Olivier Py : "Notre premier combat, c’est d'abord d'ajouter un peu de beauté au monde en faisant des spectacles"
Olivier Py est dramaturge, metteur en scène, auteur, comédien, réalisateur et ancien directeur du Centre dramatique national d'Orléans, du Théâtre national de l'Odéon ou encore du Festival d'Avignon. Depuis 2023, il est le directeur du Théâtre du Châtelet. Il est un frondeur, un brin provocateur, attiré par l'envie de bousculer les codes, de mélanger les styles, de proposer à chaque création autre chose. En tant que directeur du Théâtre du Châtelet, il propose une programmation forte, différente, élégante, excentrique, multiculturelle et notamment, actuellement, la comédie musicale Les Misérables jusqu’au 31 décembre 2024.
franceinfo : Sur la scène du Théâtre du Châtelet, on a vu Youssou N'Dour, Roméo et Juliette en passant par West Side Story et Hip-Hop 360 Show. Le but du jeu, vous le dites dès le départ, c'est de créer le théâtre de toutes les musiques, de tous les arts de la scène, d'être le théâtre de tous.

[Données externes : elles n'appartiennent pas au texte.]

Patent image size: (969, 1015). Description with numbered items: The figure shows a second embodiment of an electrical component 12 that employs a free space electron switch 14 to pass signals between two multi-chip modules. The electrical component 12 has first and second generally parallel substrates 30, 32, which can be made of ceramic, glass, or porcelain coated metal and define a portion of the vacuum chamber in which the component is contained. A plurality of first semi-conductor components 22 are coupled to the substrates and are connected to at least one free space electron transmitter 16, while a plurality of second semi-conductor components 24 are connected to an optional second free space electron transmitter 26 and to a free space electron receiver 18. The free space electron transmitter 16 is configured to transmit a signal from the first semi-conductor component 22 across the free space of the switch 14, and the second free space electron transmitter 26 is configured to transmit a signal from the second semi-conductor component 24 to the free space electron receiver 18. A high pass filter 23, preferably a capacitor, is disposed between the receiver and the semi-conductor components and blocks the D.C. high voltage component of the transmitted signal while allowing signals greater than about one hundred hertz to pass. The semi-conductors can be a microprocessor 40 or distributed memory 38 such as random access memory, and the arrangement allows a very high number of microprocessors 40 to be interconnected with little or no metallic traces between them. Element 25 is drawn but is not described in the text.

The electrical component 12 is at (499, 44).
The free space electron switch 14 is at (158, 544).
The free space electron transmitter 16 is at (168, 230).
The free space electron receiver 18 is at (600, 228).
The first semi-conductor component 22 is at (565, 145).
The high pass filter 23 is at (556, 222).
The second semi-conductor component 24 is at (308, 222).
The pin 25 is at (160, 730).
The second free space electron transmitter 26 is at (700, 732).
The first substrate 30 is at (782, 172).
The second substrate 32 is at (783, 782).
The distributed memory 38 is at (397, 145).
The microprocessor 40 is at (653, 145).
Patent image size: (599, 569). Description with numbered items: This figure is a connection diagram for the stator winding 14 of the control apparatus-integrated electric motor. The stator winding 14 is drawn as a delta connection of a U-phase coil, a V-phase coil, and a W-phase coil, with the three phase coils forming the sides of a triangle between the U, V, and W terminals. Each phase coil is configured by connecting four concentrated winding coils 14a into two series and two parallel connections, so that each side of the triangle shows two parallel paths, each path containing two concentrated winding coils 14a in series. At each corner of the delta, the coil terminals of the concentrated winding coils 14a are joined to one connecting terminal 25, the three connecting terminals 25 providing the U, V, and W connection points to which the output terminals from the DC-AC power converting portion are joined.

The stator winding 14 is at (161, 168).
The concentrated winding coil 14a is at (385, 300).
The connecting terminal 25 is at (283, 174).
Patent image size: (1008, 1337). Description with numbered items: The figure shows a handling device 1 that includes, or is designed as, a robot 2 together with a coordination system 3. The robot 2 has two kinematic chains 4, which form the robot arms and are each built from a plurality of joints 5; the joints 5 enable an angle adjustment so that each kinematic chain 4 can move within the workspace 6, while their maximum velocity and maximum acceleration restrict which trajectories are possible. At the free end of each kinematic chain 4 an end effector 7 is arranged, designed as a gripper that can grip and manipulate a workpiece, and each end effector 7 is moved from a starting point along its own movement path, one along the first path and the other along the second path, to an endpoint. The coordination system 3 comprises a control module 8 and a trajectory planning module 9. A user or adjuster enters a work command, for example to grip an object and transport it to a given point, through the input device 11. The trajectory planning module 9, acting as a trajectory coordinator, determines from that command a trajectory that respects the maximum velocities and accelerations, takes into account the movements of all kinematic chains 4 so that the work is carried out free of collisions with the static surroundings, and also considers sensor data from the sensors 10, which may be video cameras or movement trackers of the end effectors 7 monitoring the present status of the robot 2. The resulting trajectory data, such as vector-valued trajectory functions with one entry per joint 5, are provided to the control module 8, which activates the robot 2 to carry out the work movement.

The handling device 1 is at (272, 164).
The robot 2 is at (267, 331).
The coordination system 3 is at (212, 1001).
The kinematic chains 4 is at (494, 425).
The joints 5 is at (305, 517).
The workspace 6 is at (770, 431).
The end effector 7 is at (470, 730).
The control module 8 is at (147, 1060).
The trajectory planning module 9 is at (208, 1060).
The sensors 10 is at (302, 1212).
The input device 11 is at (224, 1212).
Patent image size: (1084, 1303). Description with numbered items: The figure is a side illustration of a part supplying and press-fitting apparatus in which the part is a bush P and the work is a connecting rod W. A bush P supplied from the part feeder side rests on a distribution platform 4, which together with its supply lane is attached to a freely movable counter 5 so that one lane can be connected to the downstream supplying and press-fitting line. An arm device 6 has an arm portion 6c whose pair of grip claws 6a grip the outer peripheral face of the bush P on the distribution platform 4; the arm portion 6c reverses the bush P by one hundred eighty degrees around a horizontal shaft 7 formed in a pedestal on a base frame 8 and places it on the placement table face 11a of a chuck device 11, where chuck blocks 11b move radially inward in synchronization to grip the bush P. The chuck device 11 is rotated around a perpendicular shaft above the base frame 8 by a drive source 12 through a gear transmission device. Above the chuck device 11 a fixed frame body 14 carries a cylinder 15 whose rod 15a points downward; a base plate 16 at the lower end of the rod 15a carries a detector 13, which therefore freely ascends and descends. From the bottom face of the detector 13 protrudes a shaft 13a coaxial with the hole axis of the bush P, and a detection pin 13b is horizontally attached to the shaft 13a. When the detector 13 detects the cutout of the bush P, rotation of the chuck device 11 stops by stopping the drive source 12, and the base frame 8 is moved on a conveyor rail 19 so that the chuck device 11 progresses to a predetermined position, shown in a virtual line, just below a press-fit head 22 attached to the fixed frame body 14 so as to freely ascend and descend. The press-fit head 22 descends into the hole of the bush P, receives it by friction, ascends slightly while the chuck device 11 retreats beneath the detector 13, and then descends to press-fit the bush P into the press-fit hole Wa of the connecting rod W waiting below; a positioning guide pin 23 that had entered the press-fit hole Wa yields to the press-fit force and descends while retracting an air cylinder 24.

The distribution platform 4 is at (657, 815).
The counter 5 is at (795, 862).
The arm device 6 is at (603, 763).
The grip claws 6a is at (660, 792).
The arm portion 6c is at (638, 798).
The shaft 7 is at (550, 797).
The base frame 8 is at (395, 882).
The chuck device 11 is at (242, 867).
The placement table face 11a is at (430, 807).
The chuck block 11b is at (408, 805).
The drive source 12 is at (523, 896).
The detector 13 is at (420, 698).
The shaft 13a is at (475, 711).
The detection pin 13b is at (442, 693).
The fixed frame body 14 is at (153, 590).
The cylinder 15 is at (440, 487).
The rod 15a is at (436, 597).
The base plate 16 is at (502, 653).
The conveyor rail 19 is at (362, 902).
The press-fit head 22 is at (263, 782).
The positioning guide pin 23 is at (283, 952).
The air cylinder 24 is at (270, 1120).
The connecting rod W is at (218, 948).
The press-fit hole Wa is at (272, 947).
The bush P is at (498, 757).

Olivier Py : Oui, c'est l'histoire du Châtelet. Le Châtelet, c'était à la fois à l'avant-garde et en même temps le grand-angle. On venait au Châtelet à la fois en famille et en même temps en expert, ça, c'est extraordinaire. Il faut être fidèle à ce grand-angle et puis accueillir toutes les musiques de l'opéra au rap.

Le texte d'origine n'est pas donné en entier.